Norman Vautry became Richard Henry Benson.

The steely white fingers shut the bag with a brittle snap. The flaming pale eyes stared balefully from the wax-white, dead face.

The Avenger had hoped, as a short-cut, to scale valuable criminal documents from Judge Broadbough. He had failed. But minor failures do not mean general failure. The crooks and killers that ruled a city could not be reassured by this small lack of success, even had they known about it.

CHAPTER VII

Unwelcome Visitors!

Benson sat in Groman’s chair at Groman’s teak desk. In the next room lay the helpless hulk that had once been the ruler, behind the scenes, of all Ashton City.

Both rooms were in total darkness. The Avenger was thinking, with the marvelous machine that was his brain clicking smoothly and swiftly along over the straight rails of genius. He thought best in darkness, so he sat in darkness now. It was about one o’clock in the morning, and things were very quiet.

He was sorting over the last secret radio reports sent him, and tabulating them, coldly and impersonally as fate.

Smitty had been taken on as night driver by the White Transportation Corporation. They’d been glad to get a man of his size and strength because they expected trouble.

Nellie had reported that the presence of murdered Judge Martineau in the gambling club called Friday the Thirteenth had been due to a frame-up, not because the judge was used to frequenting such places. Also, just a few minutes ago, Nellie had reported seeing Terry Groman, old Oliver Groman’s daughter, in Sisco’s nightclub office. It was odd that she’d have contacts with her father’s enemies.

Josh had reported that Judge Broadbough was alarmed by something — probably the first gang reports of the presence of Richard Henry Benson in Ashton City.

By his visit to Broadbough’s home disguised as Vautry, The Avenger had proved conclusively that Norman Vautry and Judge Broadbough were in this up to their necks. Also, Broadbough — had valuable documents somewhere around the place.

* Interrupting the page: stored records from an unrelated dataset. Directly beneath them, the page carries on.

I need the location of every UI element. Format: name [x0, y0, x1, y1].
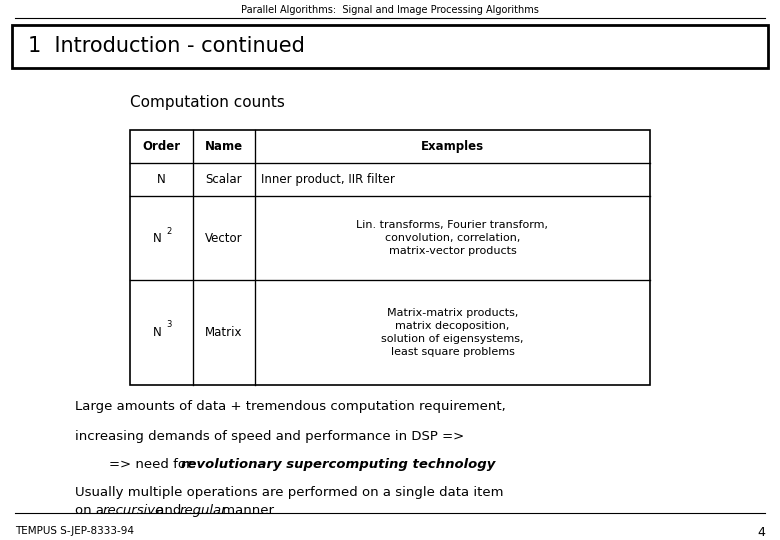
Text: Parallel Algorithms:  Signal and Image Processing Algorithms: Parallel Algorithms: Signal and Image Pr…: [241, 5, 539, 15]
Text: manner.: manner.: [218, 504, 277, 517]
Text: on a: on a: [75, 504, 108, 517]
Text: Inner product, IIR filter: Inner product, IIR filter: [261, 173, 395, 186]
Text: TEMPUS S-JEP-8333-94: TEMPUS S-JEP-8333-94: [15, 526, 134, 536]
Text: N: N: [157, 173, 166, 186]
Text: recursive: recursive: [102, 504, 164, 517]
Bar: [12, 25, 768, 68]
Text: 2: 2: [166, 227, 172, 237]
Text: Matrix: Matrix: [205, 326, 243, 339]
Text: Vector: Vector: [205, 232, 243, 245]
Text: => need for: => need for: [75, 458, 196, 471]
Text: N: N: [153, 326, 162, 339]
Text: Matrix-matrix products,
matrix decoposition,
solution of eigensystems,
least squ: Matrix-matrix products, matrix decoposit…: [381, 308, 523, 357]
Text: 4: 4: [757, 526, 765, 539]
Text: 1  Introduction - continued: 1 Introduction - continued: [28, 37, 305, 57]
Text: Scalar: Scalar: [206, 173, 243, 186]
Text: 3: 3: [166, 320, 172, 329]
Text: increasing demands of speed and performance in DSP =>: increasing demands of speed and performa…: [75, 430, 464, 443]
Text: Lin. transforms, Fourier transform,
convolution, correlation,
matrix-vector prod: Lin. transforms, Fourier transform, conv…: [356, 220, 548, 256]
Text: Usually multiple operations are performed on a single data item: Usually multiple operations are performe…: [75, 486, 504, 499]
Text: Examples: Examples: [421, 140, 484, 153]
Text: revolutionary supercomputing technology: revolutionary supercomputing technology: [181, 458, 495, 471]
Text: N: N: [153, 232, 162, 245]
Text: Order: Order: [143, 140, 180, 153]
Text: Name: Name: [205, 140, 243, 153]
Text: Computation counts: Computation counts: [130, 95, 285, 110]
Text: Large amounts of data + tremendous computation requirement,: Large amounts of data + tremendous compu…: [75, 400, 505, 413]
Text: regular: regular: [179, 504, 227, 517]
Text: and: and: [152, 504, 186, 517]
Bar: [130, 130, 650, 385]
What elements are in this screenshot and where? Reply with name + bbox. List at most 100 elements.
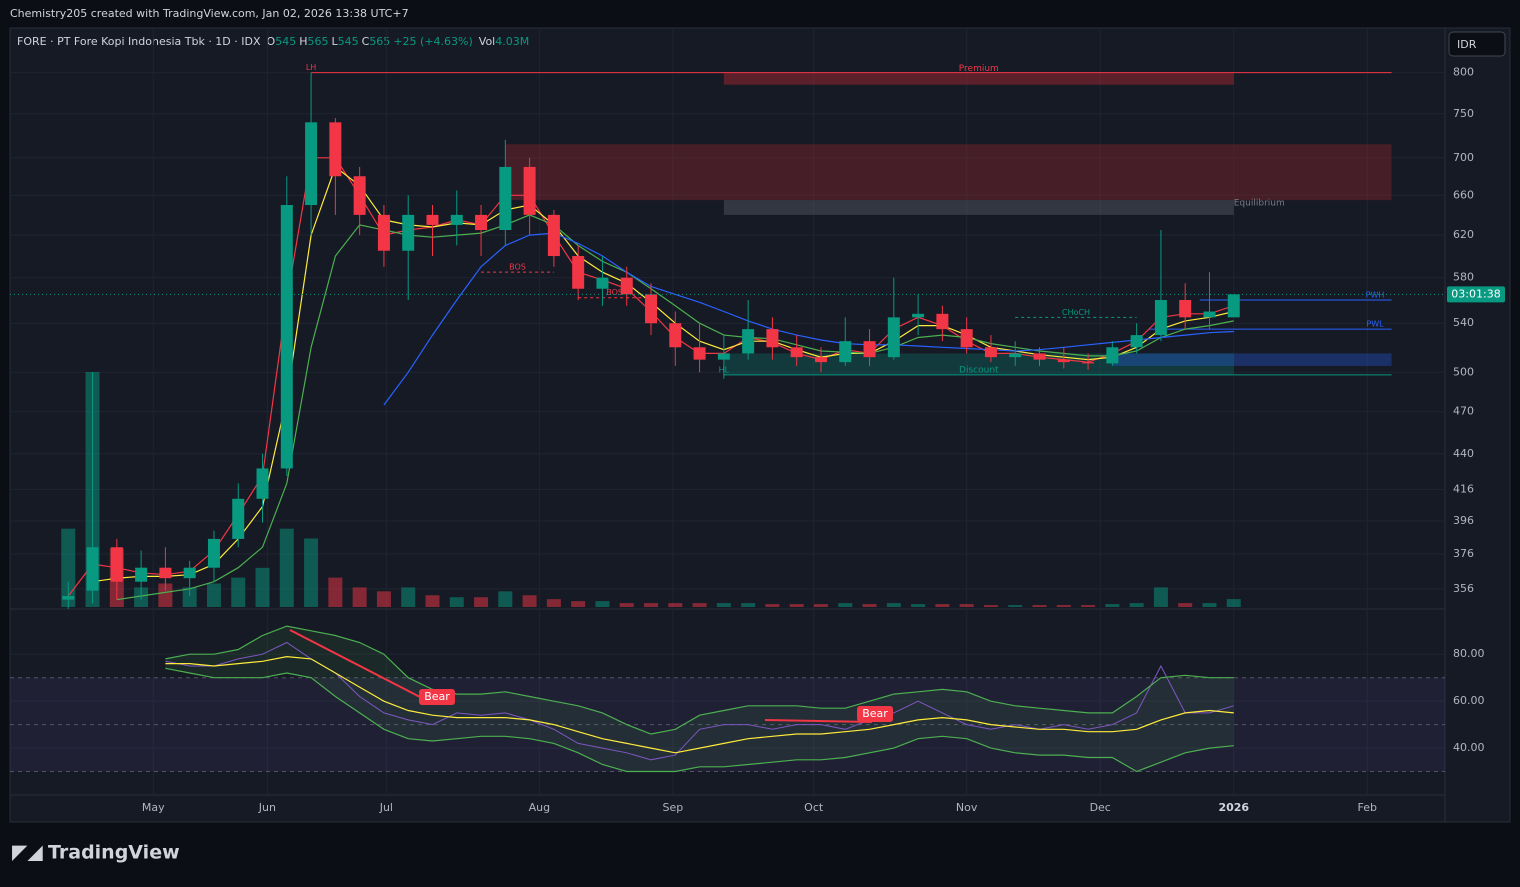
x-tick-label: Feb [1358,801,1377,814]
level-label: LH [306,63,316,72]
divergence-line [764,719,873,723]
x-tick-label: Jul [379,801,393,814]
candle-body [159,567,172,579]
candle-body [1203,311,1216,318]
volume-bar [255,567,270,607]
volume-bar [1056,605,1071,607]
volume-bar [376,591,391,607]
zone [1112,353,1392,366]
credit: Chemistry205 created with TradingView.co… [10,7,409,20]
volume-bar [765,604,780,607]
candle-body [1057,359,1070,363]
change: +25 (+4.63%) [393,35,472,48]
zone [723,200,1234,215]
rsi-line [165,667,1234,773]
volume-bar [716,603,731,607]
moving-average [383,232,1234,406]
candle-body [256,468,269,499]
volume-bar [1226,599,1241,607]
candle-body [1106,347,1119,364]
y-tick-label: 540 [1453,316,1474,329]
volume-bar [1008,605,1023,607]
y-tick-label: 396 [1453,514,1474,527]
zone [723,72,1234,85]
candle-body [183,567,196,579]
y-tick-label: 416 [1453,483,1474,496]
volume-bar [692,603,707,607]
candle-body [620,277,633,295]
ohlc-label: O [267,35,276,48]
currency[interactable]: IDR [1457,38,1477,51]
candle-body [450,214,463,225]
candle-body [814,357,827,363]
annotation: Bear [862,707,888,720]
ohlc-label: C [362,35,370,48]
volume-bar [498,591,513,607]
candle-body [353,176,366,215]
candle-body [402,214,415,251]
level-label: PWH [1366,291,1385,300]
volume-bar [813,604,828,607]
candle-body [1130,335,1143,348]
ohlc-value: 565 [307,35,328,48]
x-tick-label: Oct [804,801,824,814]
y-tick-label: 376 [1453,547,1474,560]
rsi-band-fill [165,626,1234,772]
volume-bar [474,597,489,607]
x-tick-label: Jun [258,801,276,814]
currency-button[interactable] [1448,31,1506,57]
volume-bar [983,605,998,607]
volume-bar [279,528,294,607]
candle-body [1154,300,1167,336]
volume-bar [644,603,659,607]
candle-body [645,294,658,324]
y-tick-label: 80.00 [1453,647,1485,660]
y-tick-label: 500 [1453,365,1474,378]
candle-body [499,166,512,231]
annotation-box [419,689,455,705]
volume-bar [838,603,853,607]
volume-bar [935,604,950,607]
candle-body [523,166,536,215]
legend: FORE · PT Fore Kopi Indonesia Tbk · 1D ·… [17,35,529,48]
x-tick-label: Dec [1090,801,1111,814]
zone-label: Discount [959,365,999,375]
volume-bar [352,587,367,607]
candle-body [280,205,293,469]
candle-body [475,214,488,231]
volume-bar [1032,605,1047,607]
ohlc-value: 545 [275,35,296,48]
volume-bar [571,601,586,607]
countdown-box [1447,286,1505,303]
annotation-box [857,706,893,722]
y-tick-label: 470 [1453,405,1474,418]
chart-panel [9,27,1511,823]
volume-bar [449,597,464,607]
volume-bar [158,583,173,607]
volume-bar [1081,605,1096,607]
volume-bar [328,577,343,607]
level-label: PWL [1366,320,1384,329]
volume-bar [959,604,974,607]
candle-body [86,547,99,591]
volume-bar [619,603,634,607]
annotation: Bear [424,690,450,703]
volume-bar [304,538,319,607]
y-tick-label: 40.00 [1453,741,1485,754]
symbol: FORE · PT Fore Kopi Indonesia Tbk · 1D ·… [17,35,261,48]
ohlc-value: 545 [338,35,359,48]
candle-body [329,122,342,177]
candle-body [1082,362,1095,364]
rsi-line [165,625,1234,735]
candle-body [717,353,730,360]
y-tick-label: 750 [1453,107,1474,120]
volume-bar [668,603,683,607]
candle-body [596,277,609,289]
volume-bar [886,603,901,607]
volume-bar [862,604,877,607]
y-tick-label: 700 [1453,151,1474,164]
level-label: BOS [509,263,526,272]
moving-average [116,214,1234,601]
volume-bar [1178,603,1193,607]
candle-body [766,329,779,348]
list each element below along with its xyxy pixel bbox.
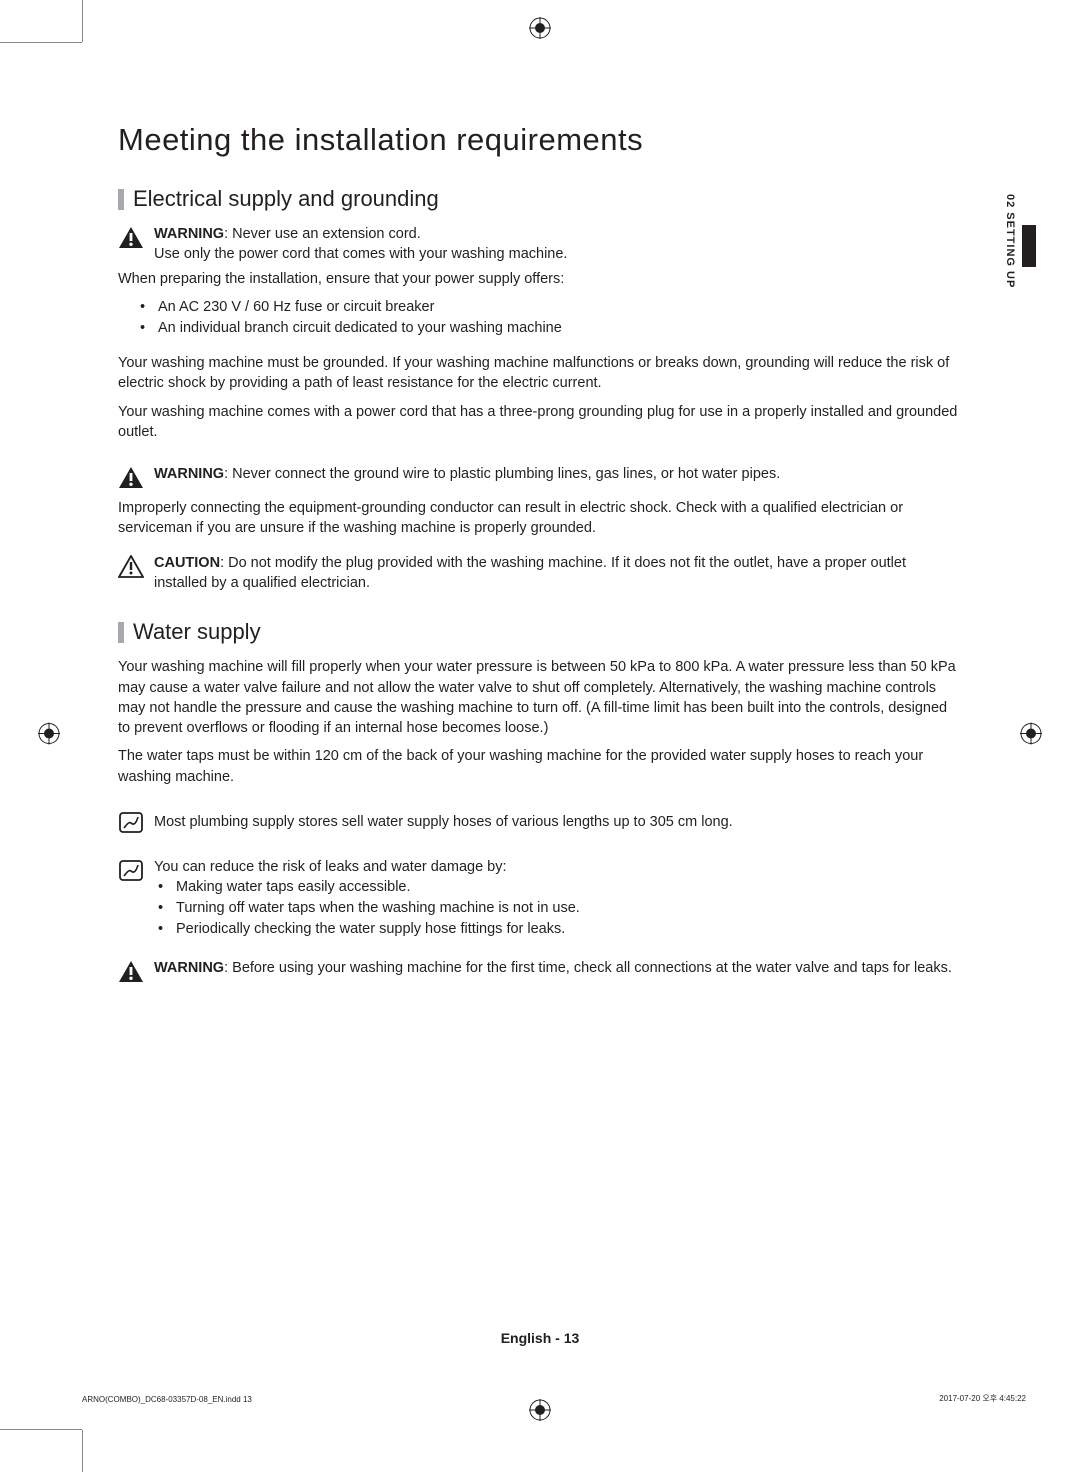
heading-text: Water supply <box>133 619 261 645</box>
note-reduce-leaks-intro: You can reduce the risk of leaks and wat… <box>154 857 963 877</box>
warning-text: WARNING: Never use an extension cord. <box>154 224 963 244</box>
improper-connect-para: Improperly connecting the equipment-grou… <box>118 498 963 539</box>
note-icon <box>118 811 144 834</box>
crop-mark-right-icon <box>1020 723 1042 750</box>
heading-bar-icon <box>118 622 124 643</box>
crop-mark-left-icon <box>38 723 60 750</box>
leak-prevention-bullets: Making water taps easily accessible. Tur… <box>154 877 963 940</box>
list-item: An AC 230 V / 60 Hz fuse or circuit brea… <box>140 297 963 318</box>
corner-mark <box>0 42 82 43</box>
section-tab-block <box>1022 225 1036 267</box>
warning-solid-icon <box>118 960 144 983</box>
water-para2: The water taps must be within 120 cm of … <box>118 746 963 787</box>
grounding-para2: Your washing machine comes with a power … <box>118 402 963 443</box>
caution-text: CAUTION: Do not modify the plug provided… <box>154 553 963 594</box>
water-para1: Your washing machine will fill properly … <box>118 657 963 738</box>
section-heading-electrical: Electrical supply and grounding <box>118 186 963 212</box>
electrical-bullets: An AC 230 V / 60 Hz fuse or circuit brea… <box>118 297 963 339</box>
heading-text: Electrical supply and grounding <box>133 186 439 212</box>
heading-bar-icon <box>118 189 124 210</box>
prep-line: When preparing the installation, ensure … <box>118 269 963 289</box>
warning-text-line2: Use only the power cord that comes with … <box>154 244 963 264</box>
section-tab-label: 02 SETTING UP <box>1004 194 1016 288</box>
list-item: Making water taps easily accessible. <box>158 877 963 898</box>
warning-solid-icon <box>118 226 144 249</box>
grounding-para1: Your washing machine must be grounded. I… <box>118 353 963 394</box>
corner-mark <box>0 1429 82 1430</box>
page-title: Meeting the installation requirements <box>118 122 963 158</box>
list-item: An individual branch circuit dedicated t… <box>140 318 963 339</box>
imprint-filename: ARNO(COMBO)_DC68-03357D-08_EN.indd 13 <box>82 1395 252 1404</box>
corner-mark <box>82 0 83 42</box>
crop-mark-top-icon <box>529 17 551 44</box>
warning-solid-icon <box>118 466 144 489</box>
caution-outline-icon <box>118 555 144 578</box>
note-icon <box>118 859 144 882</box>
corner-mark <box>82 1430 83 1472</box>
list-item: Turning off water taps when the washing … <box>158 898 963 919</box>
imprint-timestamp: 2017-07-20 오후 4:45:22 <box>939 1393 1026 1404</box>
crop-mark-bottom-icon <box>529 1399 551 1426</box>
section-heading-water: Water supply <box>118 619 963 645</box>
warning-first-use: WARNING: Before using your washing machi… <box>154 958 963 978</box>
list-item: Periodically checking the water supply h… <box>158 919 963 940</box>
page-footer: English - 13 <box>0 1330 1080 1346</box>
warning-groundwire: WARNING: Never connect the ground wire t… <box>154 464 963 484</box>
note-hose-length: Most plumbing supply stores sell water s… <box>154 809 963 832</box>
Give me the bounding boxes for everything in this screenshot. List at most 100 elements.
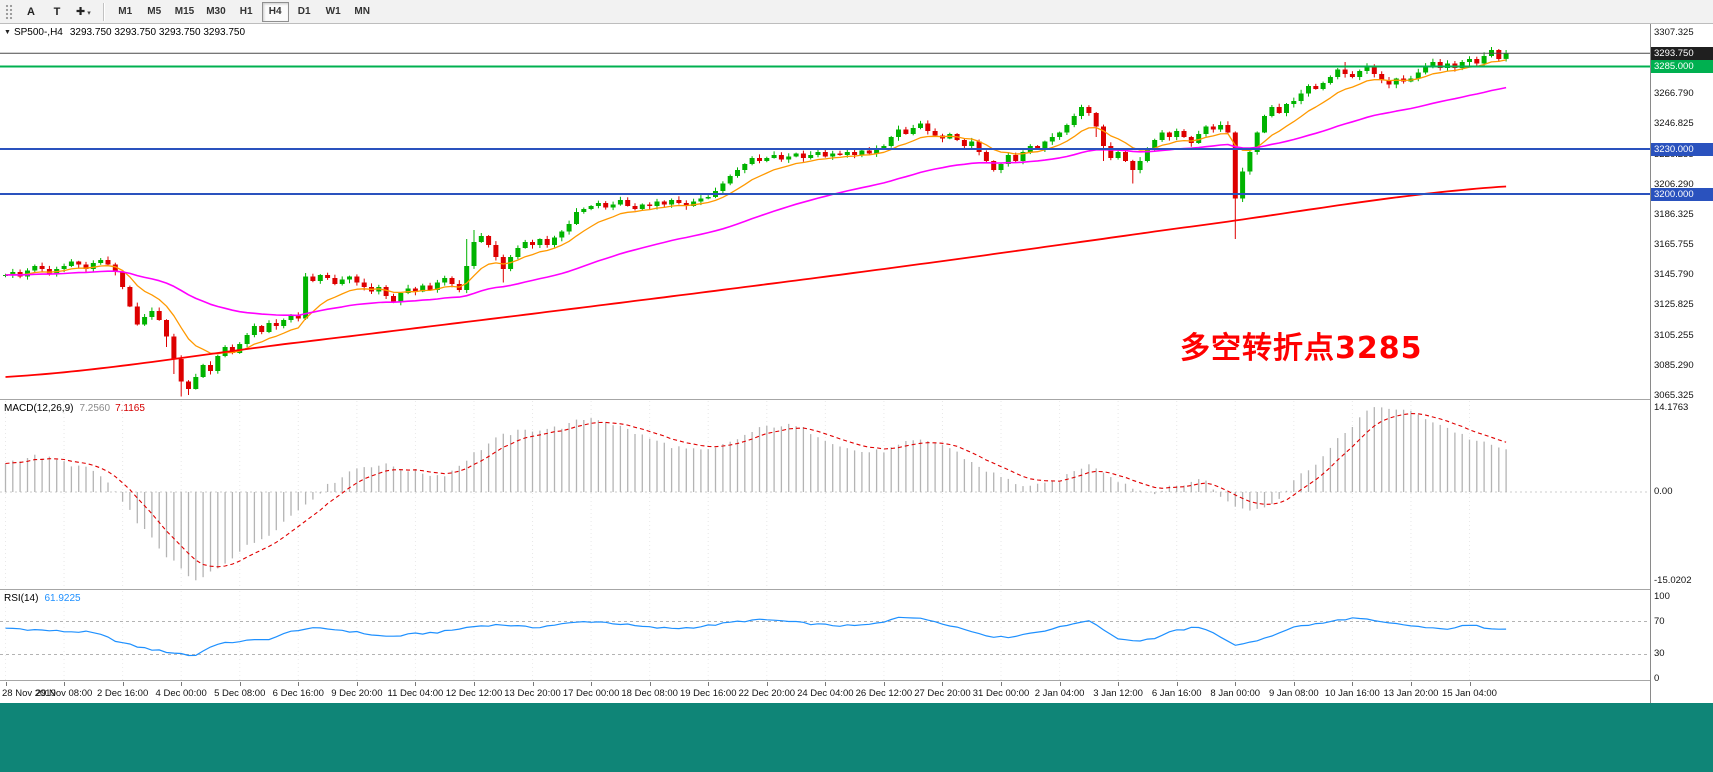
macd-canvas[interactable] [0,401,1650,589]
price-axis[interactable]: 3307.3253266.7903246.8253226.2553206.290… [1650,24,1713,703]
time-axis-label: 13 Jan 20:00 [1383,688,1439,699]
timeframe-button-m5[interactable]: M5 [141,2,168,22]
chart-title: ▼ SP500-,H4 3293.750 3293.750 3293.750 329… [4,27,245,38]
price-tag: 3285.000 [1651,60,1713,73]
time-axis-tick [181,682,183,686]
time-axis-tick [708,682,710,686]
time-axis-tick [1118,682,1120,686]
time-axis-tick [5,682,7,686]
time-axis-label: 18 Dec 08:00 [621,688,678,699]
time-axis-tick [942,682,944,686]
price-chart-panel[interactable]: ▼ SP500-,H4 3293.750 3293.750 3293.750 329… [0,24,1650,399]
time-axis-label: 22 Dec 20:00 [738,688,796,699]
panel-separator[interactable] [0,399,1713,401]
time-axis-tick [1352,682,1354,686]
chart-workspace: ▼ SP500-,H4 3293.750 3293.750 3293.750 329… [0,24,1713,703]
time-axis-tick [883,682,885,686]
price-chart-canvas[interactable] [0,24,1650,399]
rsi-axis-label: 30 [1654,648,1665,660]
time-axis-label: 10 Jan 16:00 [1324,688,1380,699]
time-axis-label: 28 Nov 2019 [2,688,56,699]
time-axis-label: 29 Nov 08:00 [35,688,93,699]
rsi-canvas[interactable] [0,591,1650,680]
time-axis-label: 2 Dec 16:00 [96,688,149,699]
toolbar-button-arrow[interactable]: A [19,2,43,22]
toolbar-button-text[interactable]: T [45,2,69,22]
rsi-name: RSI(14) [4,593,39,604]
time-axis-label: 2 Jan 04:00 [1034,688,1085,699]
timeframe-button-mn[interactable]: MN [349,2,376,22]
time-axis-label: 19 Dec 16:00 [679,688,737,699]
time-axis-tick [1235,682,1237,686]
chart-annotation-text[interactable]: 多空转折点3285 [1180,331,1423,366]
price-axis-label: 3266.790 [1654,87,1694,99]
toolbar-grip[interactable] [5,3,13,20]
timeframe-button-d1[interactable]: D1 [291,2,318,22]
time-axis-tick [1001,682,1003,686]
timeframe-button-m30[interactable]: M30 [201,2,230,22]
toolbar-separator [102,2,105,21]
panel-separator [0,680,1713,682]
price-axis-label: 3186.325 [1654,208,1694,220]
time-axis-tick [1410,682,1412,686]
time-axis-label: 6 Jan 16:00 [1151,688,1202,699]
chart-ohlc-values: 3293.750 3293.750 3293.750 3293.750 [69,27,246,38]
timeframe-button-group: M1 M5 M15 M30 H1 H4 D1 W1 MN [111,1,377,22]
time-axis-label: 27 Dec 20:00 [914,688,971,699]
price-axis-label: 3246.825 [1654,117,1694,129]
time-axis-label: 17 Dec 00:00 [562,688,620,699]
time-axis-label: 15 Jan 04:00 [1442,688,1497,699]
price-axis-label: 3206.290 [1654,178,1694,190]
toolbar-button-crosshair[interactable]: ✚ ▾ [71,2,96,22]
time-axis-tick [1176,682,1178,686]
time-axis-label: 3 Jan 12:00 [1093,688,1143,699]
macd-main-value: 7.2560 [79,403,111,414]
time-axis-label: 8 Jan 00:00 [1210,688,1261,699]
price-tag: 3293.750 [1651,46,1713,60]
price-tag: 3200.000 [1651,187,1713,201]
tool-button-group: A T ✚ ▾ [18,2,97,22]
price-axis-label: 3105.255 [1654,330,1694,342]
rsi-axis-label: 0 [1654,673,1660,684]
rsi-axis-label: 100 [1654,591,1670,602]
time-axis-label: 12 Dec 12:00 [445,688,503,699]
time-axis-tick [239,682,241,686]
time-axis-tick [591,682,593,686]
time-axis-label: 9 Dec 20:00 [331,688,383,699]
macd-name: MACD(12,26,9) [4,403,74,414]
chart-collapse-icon[interactable]: ▼ [4,29,11,36]
time-axis-label: 24 Dec 04:00 [797,688,854,699]
time-axis-tick [649,682,651,686]
time-axis-tick [122,682,124,686]
timeframe-button-m1[interactable]: M1 [112,2,139,22]
macd-axis-label: 0.00 [1654,486,1673,497]
timeframe-button-h4[interactable]: H4 [261,1,289,22]
timeframe-button-h1[interactable]: H1 [233,2,260,22]
price-axis-label: 3165.755 [1654,239,1694,251]
price-axis-label: 3145.790 [1654,269,1694,281]
time-axis-tick [1469,682,1471,686]
panel-separator[interactable] [0,589,1713,591]
main-toolbar: A T ✚ ▾ M1 M5 M15 M30 H1 H4 D1 W1 MN [0,0,1713,24]
time-axis-tick [356,682,358,686]
timeframe-button-w1[interactable]: W1 [320,2,347,22]
macd-signal-value: 7.1165 [115,403,145,414]
time-axis-tick [825,682,827,686]
time-axis-tick [415,682,417,686]
dropdown-caret-icon: ▾ [87,10,91,17]
rsi-panel[interactable]: RSI(14) 61.9225 [0,591,1650,680]
time-axis-label: 4 Dec 00:00 [155,688,207,699]
time-axis-label: 26 Dec 12:00 [855,688,913,699]
price-axis-label: 3125.825 [1654,299,1694,311]
macd-axis-label: 14.1763 [1654,402,1689,414]
timeframe-button-m15[interactable]: M15 [170,2,199,22]
time-axis-label: 6 Dec 16:00 [272,688,324,699]
time-axis[interactable]: 28 Nov 2019 29 Nov 08:00 2 Dec 16:00 4 Dec … [0,682,1650,703]
time-axis-tick [1293,682,1295,686]
macd-panel[interactable]: MACD(12,26,9) 7.2560 7.1165 [0,401,1650,589]
chart-symbol-period: SP500-,H4 [13,27,63,38]
page-footer-bar [0,703,1713,772]
rsi-label: RSI(14) 61.9225 [4,593,81,604]
price-tag: 3230.000 [1651,142,1713,156]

The wording of Nellie’s report concerning the talk between Buddy Wilson and the fat man corroborated Benson’s guess that in the murder of Martineau lay a weapon against the whole vicious political-criminal ring. “I helped rig it up. We all did—”

* * *

Exactly when Benson first heard the noise, he couldn’t have said, himself. At one moment he was sitting utterly motionless in the dark office, thinking. At the next, he was sitting equally motionless, but listening with all his powers of concentration.

The Avenger’s hearing was as far beyond normal as the rest of his powers. In steaming jungles and Antarctic cold, in city and wilderness, he had wagered his life on his miraculous hearing — and won.

The first thing he heard, after the few vague sounds out in the hall that had first caught his attention, was the slight scrape of metal against metal. Someone was turning the doorknob. Then there was a slight period of soundlessness. The knob-turner had discovered that the door was locked. After that, there was another tiny, metallic sound as a key was thrust into the lock.

Benson stared grimly through the darkness. Three keys there were supposed to be to that door. Just three. One was owned by Groman’s son, Ted. Another by Terry, his daughter. A third by Groman himself.

Benson had Groman’s key in his pocket now; he had taken it following the old lion’s helplessness.

Who, then was furtively unlocking that door? Ted or Terry? It seemed unlikely that either of them would act that way. They had a right here. Groman’s night nurse had taken advantage of Benson’s presence to go to the kitchen and make herself coffee and a sandwich. Would she have borrowed one of the keys and be entering like this? That was even more unlikely.